El 6 de agosto de 1945, hace 78 años, Estados Unidos lanzó una bomba atómica sobre la ciudad japonesa de Hiroshima. Tres días después, repetirían la operación sobre Nagasaki.

La discusión en torno al uso de esta arma ha vuelto a generarse a raíz de la película Oppenheimer de Christopher Nolan. Aunque el tema principal es la creación de la bomba, la trama gira en torno a la personalidad del científico, su activismo político y los problemas que esto le generó a lo largo de su carrera.

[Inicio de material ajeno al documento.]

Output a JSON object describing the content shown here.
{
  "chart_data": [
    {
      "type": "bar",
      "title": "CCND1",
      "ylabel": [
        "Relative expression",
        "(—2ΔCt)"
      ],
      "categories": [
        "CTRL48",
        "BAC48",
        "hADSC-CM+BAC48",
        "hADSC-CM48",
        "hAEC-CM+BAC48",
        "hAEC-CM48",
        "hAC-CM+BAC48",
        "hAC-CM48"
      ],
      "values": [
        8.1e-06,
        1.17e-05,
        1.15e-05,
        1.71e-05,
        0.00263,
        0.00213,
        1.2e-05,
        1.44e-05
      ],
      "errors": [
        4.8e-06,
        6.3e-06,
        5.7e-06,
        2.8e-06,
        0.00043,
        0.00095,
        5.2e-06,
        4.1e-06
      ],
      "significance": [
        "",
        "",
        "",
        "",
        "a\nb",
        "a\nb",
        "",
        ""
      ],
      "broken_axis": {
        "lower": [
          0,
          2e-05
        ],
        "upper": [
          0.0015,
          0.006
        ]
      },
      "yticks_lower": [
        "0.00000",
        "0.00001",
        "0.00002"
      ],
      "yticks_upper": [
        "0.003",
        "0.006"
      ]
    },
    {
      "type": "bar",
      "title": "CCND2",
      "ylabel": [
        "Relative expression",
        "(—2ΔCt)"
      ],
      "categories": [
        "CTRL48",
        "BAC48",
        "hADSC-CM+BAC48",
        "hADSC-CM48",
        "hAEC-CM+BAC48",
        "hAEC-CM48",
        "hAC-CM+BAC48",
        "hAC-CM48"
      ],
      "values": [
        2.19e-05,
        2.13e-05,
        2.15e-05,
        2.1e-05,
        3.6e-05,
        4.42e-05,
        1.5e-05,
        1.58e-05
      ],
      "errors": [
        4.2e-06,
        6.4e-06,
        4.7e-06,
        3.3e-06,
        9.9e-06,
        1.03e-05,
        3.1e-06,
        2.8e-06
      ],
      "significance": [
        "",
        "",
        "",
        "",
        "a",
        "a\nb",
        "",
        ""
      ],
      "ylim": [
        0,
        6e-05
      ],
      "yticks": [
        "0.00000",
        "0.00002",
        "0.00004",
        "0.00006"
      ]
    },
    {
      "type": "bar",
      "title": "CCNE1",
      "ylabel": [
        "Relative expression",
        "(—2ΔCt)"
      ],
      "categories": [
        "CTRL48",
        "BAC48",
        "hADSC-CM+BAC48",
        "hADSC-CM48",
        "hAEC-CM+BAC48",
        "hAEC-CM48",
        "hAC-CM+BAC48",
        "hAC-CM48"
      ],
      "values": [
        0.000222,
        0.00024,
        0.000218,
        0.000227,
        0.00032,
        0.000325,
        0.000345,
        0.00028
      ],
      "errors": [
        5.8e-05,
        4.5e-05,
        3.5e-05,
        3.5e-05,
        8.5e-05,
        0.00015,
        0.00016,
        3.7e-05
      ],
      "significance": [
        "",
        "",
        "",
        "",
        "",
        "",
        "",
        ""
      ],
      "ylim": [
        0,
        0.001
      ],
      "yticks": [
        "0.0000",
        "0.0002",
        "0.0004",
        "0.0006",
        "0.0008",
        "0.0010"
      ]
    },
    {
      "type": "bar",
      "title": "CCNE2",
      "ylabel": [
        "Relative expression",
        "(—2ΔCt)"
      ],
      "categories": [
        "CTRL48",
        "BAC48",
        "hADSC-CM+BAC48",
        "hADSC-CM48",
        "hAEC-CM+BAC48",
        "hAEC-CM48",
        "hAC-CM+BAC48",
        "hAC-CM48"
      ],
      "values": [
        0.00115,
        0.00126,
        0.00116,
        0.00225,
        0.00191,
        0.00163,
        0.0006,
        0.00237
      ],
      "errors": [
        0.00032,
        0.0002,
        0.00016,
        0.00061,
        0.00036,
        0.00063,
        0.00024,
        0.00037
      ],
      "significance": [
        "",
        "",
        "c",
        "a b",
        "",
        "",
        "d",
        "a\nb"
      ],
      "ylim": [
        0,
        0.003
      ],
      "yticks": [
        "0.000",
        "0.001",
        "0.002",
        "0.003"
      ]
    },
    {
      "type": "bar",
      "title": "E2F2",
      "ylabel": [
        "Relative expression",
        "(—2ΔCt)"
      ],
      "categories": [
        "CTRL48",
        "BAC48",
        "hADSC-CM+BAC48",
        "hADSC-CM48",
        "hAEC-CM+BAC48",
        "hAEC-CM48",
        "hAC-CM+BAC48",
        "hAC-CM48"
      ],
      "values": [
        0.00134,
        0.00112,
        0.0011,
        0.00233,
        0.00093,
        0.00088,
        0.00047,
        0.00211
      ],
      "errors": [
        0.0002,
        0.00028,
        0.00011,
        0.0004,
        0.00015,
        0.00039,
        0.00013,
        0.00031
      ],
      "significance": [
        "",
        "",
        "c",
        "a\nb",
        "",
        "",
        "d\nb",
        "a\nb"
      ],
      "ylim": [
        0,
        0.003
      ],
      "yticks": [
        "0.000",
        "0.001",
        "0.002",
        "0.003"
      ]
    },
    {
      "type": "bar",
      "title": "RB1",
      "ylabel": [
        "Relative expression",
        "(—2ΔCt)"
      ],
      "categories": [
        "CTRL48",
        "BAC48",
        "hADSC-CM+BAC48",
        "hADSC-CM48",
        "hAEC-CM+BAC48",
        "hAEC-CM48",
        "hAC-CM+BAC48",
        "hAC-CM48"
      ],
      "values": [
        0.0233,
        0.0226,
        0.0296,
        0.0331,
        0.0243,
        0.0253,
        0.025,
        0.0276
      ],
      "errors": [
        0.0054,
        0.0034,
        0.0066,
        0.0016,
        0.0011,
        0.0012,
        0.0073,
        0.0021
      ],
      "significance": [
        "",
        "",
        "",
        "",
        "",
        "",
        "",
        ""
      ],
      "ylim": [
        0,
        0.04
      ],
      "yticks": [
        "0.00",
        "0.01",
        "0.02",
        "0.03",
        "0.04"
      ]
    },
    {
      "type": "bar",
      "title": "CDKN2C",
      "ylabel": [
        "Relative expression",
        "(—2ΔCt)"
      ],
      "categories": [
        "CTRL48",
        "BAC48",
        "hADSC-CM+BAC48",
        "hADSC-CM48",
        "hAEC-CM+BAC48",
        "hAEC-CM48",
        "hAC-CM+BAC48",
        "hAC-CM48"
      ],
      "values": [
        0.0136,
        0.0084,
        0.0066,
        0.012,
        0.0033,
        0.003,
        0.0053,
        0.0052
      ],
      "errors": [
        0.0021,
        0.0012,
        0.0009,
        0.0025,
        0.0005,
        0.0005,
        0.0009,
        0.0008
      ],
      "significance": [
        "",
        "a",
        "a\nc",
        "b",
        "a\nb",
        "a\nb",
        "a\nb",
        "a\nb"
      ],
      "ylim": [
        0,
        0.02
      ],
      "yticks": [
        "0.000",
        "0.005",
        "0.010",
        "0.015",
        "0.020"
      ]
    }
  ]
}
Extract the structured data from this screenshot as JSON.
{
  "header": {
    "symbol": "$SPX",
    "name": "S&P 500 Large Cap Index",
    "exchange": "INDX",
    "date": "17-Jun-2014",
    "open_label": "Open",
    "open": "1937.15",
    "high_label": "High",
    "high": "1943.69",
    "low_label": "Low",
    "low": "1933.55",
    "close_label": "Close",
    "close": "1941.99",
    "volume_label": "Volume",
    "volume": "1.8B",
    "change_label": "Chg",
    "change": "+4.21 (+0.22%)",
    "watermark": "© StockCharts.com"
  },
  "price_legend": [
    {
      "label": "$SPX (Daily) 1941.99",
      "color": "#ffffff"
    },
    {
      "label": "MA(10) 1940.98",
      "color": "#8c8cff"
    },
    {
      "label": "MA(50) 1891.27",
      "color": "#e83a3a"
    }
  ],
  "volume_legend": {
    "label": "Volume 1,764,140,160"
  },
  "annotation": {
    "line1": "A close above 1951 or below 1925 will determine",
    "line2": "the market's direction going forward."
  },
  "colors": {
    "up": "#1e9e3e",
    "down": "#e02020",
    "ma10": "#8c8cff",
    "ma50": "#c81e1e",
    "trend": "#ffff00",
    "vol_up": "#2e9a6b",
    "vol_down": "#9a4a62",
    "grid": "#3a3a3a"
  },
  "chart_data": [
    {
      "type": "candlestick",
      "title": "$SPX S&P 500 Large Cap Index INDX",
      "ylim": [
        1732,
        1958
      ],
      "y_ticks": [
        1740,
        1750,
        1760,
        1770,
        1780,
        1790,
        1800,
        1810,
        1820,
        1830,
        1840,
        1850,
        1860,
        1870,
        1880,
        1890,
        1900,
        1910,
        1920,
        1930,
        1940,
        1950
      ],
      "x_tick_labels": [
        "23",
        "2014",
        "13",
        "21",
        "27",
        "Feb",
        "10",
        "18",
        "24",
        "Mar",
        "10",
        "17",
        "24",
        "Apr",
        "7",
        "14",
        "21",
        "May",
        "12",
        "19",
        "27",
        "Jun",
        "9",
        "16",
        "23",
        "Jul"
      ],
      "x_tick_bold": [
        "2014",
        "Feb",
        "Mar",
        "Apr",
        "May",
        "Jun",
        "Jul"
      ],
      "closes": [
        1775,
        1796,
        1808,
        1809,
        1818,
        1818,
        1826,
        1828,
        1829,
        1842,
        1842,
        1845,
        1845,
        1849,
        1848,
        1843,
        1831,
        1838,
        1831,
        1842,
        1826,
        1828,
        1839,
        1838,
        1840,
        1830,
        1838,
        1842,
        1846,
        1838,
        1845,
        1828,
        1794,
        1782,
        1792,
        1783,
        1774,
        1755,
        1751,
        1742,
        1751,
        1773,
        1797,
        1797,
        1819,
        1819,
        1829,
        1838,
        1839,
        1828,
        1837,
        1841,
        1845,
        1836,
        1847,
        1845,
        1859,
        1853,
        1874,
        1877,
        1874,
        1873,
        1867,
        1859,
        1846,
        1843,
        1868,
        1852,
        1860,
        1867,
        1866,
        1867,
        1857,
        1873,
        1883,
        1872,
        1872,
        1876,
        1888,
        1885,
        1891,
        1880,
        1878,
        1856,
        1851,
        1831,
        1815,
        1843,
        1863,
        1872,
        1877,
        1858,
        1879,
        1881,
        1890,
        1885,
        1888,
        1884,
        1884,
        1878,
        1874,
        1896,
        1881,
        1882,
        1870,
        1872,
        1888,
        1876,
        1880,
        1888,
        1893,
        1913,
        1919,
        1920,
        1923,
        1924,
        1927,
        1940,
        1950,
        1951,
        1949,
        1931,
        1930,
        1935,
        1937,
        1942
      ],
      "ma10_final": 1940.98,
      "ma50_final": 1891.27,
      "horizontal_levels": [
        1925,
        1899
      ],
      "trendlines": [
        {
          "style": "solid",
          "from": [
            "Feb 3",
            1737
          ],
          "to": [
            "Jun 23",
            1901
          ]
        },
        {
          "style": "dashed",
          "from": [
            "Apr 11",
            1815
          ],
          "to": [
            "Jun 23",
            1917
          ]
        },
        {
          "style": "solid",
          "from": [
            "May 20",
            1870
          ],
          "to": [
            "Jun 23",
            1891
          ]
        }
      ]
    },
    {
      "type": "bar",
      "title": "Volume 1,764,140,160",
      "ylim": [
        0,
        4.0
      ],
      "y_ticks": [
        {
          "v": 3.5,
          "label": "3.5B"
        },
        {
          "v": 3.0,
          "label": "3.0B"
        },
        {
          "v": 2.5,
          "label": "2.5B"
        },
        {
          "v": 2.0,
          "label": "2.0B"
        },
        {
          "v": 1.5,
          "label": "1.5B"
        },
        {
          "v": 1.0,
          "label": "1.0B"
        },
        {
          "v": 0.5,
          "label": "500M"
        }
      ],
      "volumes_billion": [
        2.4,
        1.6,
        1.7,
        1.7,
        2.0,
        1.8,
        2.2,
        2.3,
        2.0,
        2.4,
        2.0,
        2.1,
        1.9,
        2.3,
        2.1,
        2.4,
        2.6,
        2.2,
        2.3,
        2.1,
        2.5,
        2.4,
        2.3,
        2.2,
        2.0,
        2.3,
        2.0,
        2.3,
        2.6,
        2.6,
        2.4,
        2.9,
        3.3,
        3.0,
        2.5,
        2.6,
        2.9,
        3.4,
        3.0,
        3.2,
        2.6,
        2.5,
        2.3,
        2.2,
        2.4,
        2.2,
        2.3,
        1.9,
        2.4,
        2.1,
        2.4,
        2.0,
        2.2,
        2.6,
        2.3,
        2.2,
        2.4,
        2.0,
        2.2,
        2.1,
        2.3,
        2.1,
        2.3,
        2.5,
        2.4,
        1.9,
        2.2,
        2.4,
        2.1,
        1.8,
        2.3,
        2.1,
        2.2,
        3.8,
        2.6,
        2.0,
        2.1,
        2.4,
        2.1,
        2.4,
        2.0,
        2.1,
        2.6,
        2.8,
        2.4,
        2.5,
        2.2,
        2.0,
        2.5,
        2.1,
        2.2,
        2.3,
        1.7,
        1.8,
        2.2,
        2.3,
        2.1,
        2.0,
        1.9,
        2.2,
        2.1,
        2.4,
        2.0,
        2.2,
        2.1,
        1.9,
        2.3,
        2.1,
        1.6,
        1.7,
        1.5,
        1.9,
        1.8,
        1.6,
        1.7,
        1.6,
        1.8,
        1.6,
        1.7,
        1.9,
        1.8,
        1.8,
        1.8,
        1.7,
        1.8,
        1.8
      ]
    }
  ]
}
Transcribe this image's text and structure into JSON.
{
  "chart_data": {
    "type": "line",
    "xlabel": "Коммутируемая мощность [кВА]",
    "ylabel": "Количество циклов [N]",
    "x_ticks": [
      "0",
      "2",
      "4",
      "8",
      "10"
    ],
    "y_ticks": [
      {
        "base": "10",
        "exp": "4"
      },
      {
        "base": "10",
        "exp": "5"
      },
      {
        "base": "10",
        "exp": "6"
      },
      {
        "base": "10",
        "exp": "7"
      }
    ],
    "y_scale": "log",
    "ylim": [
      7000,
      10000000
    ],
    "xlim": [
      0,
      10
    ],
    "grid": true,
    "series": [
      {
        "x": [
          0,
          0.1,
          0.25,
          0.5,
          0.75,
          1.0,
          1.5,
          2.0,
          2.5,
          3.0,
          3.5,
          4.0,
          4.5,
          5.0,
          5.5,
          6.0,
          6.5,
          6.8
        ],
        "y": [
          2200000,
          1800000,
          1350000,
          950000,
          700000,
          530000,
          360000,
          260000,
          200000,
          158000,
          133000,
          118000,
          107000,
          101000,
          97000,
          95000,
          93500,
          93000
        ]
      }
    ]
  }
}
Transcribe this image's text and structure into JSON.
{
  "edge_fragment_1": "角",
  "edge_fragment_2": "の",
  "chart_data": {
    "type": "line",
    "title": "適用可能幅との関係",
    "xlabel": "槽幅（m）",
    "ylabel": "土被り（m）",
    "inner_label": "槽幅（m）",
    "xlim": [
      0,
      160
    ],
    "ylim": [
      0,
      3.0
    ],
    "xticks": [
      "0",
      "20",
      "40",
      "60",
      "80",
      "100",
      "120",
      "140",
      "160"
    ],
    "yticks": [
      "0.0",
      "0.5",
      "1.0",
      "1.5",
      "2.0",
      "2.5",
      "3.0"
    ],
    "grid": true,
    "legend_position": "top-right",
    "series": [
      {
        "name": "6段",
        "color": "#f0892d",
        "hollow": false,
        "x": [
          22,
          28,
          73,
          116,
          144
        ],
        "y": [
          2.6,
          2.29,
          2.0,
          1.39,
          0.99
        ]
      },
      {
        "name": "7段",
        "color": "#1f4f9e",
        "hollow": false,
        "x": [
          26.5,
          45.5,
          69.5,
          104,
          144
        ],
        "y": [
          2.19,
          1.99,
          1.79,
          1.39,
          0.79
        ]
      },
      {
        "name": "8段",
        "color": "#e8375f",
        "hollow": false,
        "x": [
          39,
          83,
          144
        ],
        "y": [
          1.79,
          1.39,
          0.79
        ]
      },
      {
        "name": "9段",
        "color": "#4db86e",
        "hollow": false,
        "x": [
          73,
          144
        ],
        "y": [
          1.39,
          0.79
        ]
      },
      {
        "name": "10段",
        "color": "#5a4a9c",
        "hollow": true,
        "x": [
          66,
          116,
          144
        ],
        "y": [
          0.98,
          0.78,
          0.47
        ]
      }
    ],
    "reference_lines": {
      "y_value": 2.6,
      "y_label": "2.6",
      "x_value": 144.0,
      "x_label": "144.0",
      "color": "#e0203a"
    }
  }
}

Oppenheimer es una buena excusa para comprender este hecho. Con este fin, resulta necesario entender que luego de la traición de Hitler a Stalin, los rusos se terminaron transformando en aliados de Estados Unidos. De esta forma, el fascismo italiano y el nazismo alemán consiguieron algo que parecía imposible, unir el capitalismo y el comunismo.

Dos sistemas políticos y económicos absolutamente contrapuestos luchaban de la mano por acabar con los sueños del líder nazi. Hasta ese entonces, en el campo de batalla se desarrollaba una guerra convencional, mientras los científicos buscaban dar con la fórmula que cambiara el curso del conflicto.

Luego del fracaso de Alemania en Rusia, se inició la contraofensiva que tenía por objetivo acabar con el nazismo. Mientras los soviéticos lo hacían en Europa Oriental, los aliados avanzaban a través de las playas de Normandía e Italia. A medida que se agotaban las fuerzas alemanas, Berlín se transformó en un lugar clave para USA y la URSS. El que llegara primero tendría el control de Europa y ese rol le tocó al mariscal ruso Zhukov.

Muerto Hitler, derrotados los nazis y con la bandera soviética ondeando en Berlín, Estados Unidos quedó en una posición incómoda. La capital alemana se convertía en el primer paso para la expansión del comunismo sobre una Europa devastada.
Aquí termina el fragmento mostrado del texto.